Consult Other Organizations Finally, seek information from organizations that are trying to solve the same problem as you. Such organizations might support your ideas or oppose them. In either case, having others challenge your ideas can help you spot assumptions you might be making.
Do you know of a reliable organization that is working on a problem similar to yours?
Avoid Jumping to Specific Solutions
Just as your problem statement may have hidden assumptions, it could also imply particular solutions. But it’s too early in the process to develop solutions. So, try to avoid or at least minimize implicit solutions in your statement of the problem. The problem statement should be sufficiently broad to leave open a range of solutions and not dismiss any plausible ones.
Let’s take a look at the following problem statement. What might be the implicit solution(s)? “We need to improve bicycle safety in our village by making bike riders to wear helmets.”
Only Addressing Surface Problems
Take a look at how asking questions can help uncover the root of a problem. Ali: We really want to provide jobs to mothers. Kwaku: Why? Ali: We want to make sure they have money. Kwaku: Okay, Why? Ali: To make sure they can be financially independent. Kwaku: Why? Ali: So they are empowered to pursue their own dreams without fear. Kwaku: So, your main goal is to empower mothers to pursue their dreams. Providing them with jobs is one way, but there might be many more for you to consider.

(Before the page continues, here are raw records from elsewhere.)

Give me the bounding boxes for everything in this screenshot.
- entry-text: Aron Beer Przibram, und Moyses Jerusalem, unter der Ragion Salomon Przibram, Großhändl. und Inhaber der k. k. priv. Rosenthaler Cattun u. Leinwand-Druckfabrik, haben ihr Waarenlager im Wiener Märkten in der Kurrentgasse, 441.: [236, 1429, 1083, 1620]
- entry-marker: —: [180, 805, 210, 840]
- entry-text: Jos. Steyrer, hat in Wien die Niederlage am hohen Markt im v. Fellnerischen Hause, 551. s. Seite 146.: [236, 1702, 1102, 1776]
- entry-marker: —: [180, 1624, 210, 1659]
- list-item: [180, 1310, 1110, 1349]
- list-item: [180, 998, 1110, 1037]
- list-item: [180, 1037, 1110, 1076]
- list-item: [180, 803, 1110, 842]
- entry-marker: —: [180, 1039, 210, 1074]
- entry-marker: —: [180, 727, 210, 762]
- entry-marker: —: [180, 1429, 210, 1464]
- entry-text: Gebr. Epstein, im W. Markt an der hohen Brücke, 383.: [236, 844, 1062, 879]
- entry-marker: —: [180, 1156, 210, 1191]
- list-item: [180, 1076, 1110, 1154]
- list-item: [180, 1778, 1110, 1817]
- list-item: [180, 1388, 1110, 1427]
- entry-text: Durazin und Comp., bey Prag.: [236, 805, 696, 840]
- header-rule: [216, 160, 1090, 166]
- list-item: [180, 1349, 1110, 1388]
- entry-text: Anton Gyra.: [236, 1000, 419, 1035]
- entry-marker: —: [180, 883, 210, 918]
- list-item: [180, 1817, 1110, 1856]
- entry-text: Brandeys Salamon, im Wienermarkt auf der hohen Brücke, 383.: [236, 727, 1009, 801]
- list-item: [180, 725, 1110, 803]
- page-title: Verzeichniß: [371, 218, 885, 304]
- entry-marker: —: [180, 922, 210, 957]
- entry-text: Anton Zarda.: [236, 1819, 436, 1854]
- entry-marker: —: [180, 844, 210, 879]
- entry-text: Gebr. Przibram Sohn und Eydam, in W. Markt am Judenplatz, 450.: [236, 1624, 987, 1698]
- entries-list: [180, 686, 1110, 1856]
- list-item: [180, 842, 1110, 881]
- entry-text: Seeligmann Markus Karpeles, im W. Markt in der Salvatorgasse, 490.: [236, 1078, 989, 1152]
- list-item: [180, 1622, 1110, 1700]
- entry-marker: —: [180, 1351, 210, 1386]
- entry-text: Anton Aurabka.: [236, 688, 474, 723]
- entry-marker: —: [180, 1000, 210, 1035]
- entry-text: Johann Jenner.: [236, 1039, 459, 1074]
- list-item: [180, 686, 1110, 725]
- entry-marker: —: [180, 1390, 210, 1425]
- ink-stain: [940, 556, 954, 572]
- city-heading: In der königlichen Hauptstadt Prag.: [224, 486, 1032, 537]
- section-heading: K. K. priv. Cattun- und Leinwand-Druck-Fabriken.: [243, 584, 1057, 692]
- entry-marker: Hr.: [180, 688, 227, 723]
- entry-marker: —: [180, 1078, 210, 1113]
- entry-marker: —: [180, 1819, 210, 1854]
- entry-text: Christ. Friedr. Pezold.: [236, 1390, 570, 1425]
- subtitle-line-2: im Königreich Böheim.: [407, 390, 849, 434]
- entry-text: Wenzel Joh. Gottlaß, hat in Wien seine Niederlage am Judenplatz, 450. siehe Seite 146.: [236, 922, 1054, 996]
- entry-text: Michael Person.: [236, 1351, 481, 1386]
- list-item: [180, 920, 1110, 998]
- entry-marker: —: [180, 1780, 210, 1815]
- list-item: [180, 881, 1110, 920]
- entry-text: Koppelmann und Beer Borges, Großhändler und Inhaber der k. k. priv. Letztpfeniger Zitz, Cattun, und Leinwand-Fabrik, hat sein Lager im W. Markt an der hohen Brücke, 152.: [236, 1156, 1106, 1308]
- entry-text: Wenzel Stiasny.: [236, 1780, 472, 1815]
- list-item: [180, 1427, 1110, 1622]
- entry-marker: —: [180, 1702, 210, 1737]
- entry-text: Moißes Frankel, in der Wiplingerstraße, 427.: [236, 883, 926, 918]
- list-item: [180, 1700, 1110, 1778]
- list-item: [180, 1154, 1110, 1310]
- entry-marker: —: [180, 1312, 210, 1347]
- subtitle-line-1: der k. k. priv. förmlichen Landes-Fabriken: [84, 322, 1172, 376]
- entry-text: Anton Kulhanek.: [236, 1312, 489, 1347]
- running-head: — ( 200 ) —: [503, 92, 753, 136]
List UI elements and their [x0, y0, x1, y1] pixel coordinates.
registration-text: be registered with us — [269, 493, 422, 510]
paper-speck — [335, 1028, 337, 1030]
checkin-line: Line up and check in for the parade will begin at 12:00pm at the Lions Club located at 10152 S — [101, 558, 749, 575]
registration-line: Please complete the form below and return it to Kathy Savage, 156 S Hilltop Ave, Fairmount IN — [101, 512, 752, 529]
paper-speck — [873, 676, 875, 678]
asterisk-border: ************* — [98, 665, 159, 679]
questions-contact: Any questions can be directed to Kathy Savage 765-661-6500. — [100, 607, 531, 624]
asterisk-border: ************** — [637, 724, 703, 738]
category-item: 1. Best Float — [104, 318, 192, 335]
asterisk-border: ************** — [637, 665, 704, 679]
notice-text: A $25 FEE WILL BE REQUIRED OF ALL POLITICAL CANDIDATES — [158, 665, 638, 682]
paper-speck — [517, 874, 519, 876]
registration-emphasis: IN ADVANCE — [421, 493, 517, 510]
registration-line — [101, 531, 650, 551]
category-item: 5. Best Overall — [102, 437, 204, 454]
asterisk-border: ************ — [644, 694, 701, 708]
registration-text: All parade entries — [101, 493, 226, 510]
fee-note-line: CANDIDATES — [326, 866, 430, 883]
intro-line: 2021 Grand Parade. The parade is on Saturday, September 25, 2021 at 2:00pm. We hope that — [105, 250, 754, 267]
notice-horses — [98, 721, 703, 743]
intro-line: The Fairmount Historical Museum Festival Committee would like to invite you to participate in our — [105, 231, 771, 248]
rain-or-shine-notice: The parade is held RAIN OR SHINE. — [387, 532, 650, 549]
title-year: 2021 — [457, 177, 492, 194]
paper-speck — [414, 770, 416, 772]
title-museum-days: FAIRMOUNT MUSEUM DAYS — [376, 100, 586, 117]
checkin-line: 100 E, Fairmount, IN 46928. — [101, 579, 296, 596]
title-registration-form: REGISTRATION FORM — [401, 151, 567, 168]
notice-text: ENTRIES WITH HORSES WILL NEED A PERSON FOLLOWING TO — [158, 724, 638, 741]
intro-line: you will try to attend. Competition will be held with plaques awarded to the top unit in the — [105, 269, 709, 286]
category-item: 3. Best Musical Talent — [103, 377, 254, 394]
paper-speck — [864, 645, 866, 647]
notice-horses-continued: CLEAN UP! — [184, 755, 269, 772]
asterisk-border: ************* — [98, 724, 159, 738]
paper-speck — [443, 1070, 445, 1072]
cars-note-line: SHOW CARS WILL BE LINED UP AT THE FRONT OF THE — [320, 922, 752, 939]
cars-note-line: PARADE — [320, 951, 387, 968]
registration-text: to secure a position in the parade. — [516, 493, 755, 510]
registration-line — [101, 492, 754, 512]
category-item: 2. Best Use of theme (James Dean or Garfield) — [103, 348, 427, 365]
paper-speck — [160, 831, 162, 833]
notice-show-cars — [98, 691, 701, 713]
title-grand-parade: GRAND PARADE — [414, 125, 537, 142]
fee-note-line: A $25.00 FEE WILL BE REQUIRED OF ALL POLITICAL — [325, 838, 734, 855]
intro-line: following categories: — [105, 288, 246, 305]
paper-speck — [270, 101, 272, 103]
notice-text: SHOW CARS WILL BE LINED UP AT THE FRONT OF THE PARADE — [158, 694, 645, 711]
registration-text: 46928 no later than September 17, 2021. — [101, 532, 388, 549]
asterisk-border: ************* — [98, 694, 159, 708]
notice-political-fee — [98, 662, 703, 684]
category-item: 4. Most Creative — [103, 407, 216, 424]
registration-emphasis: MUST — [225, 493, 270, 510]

Using Human-Centered Design Being open to finding the root of a problem is one important tenet of the field of human-centered design (HCD). At the very core of HCD is the development of a deep understanding of your intended beneficiaries and designing and testing solutions that truly meet their needs. So, to find the root of any problem, talk to your beneficiaries and see what they think is the real problem.
When designing a problem statement for your organization remember to... Avoid making assumptions by researching the facts and talking to your beneficiaries and other organizations. Make sure your problem statement doesn’t suggest a single solution. Try to find the root cause of a problem.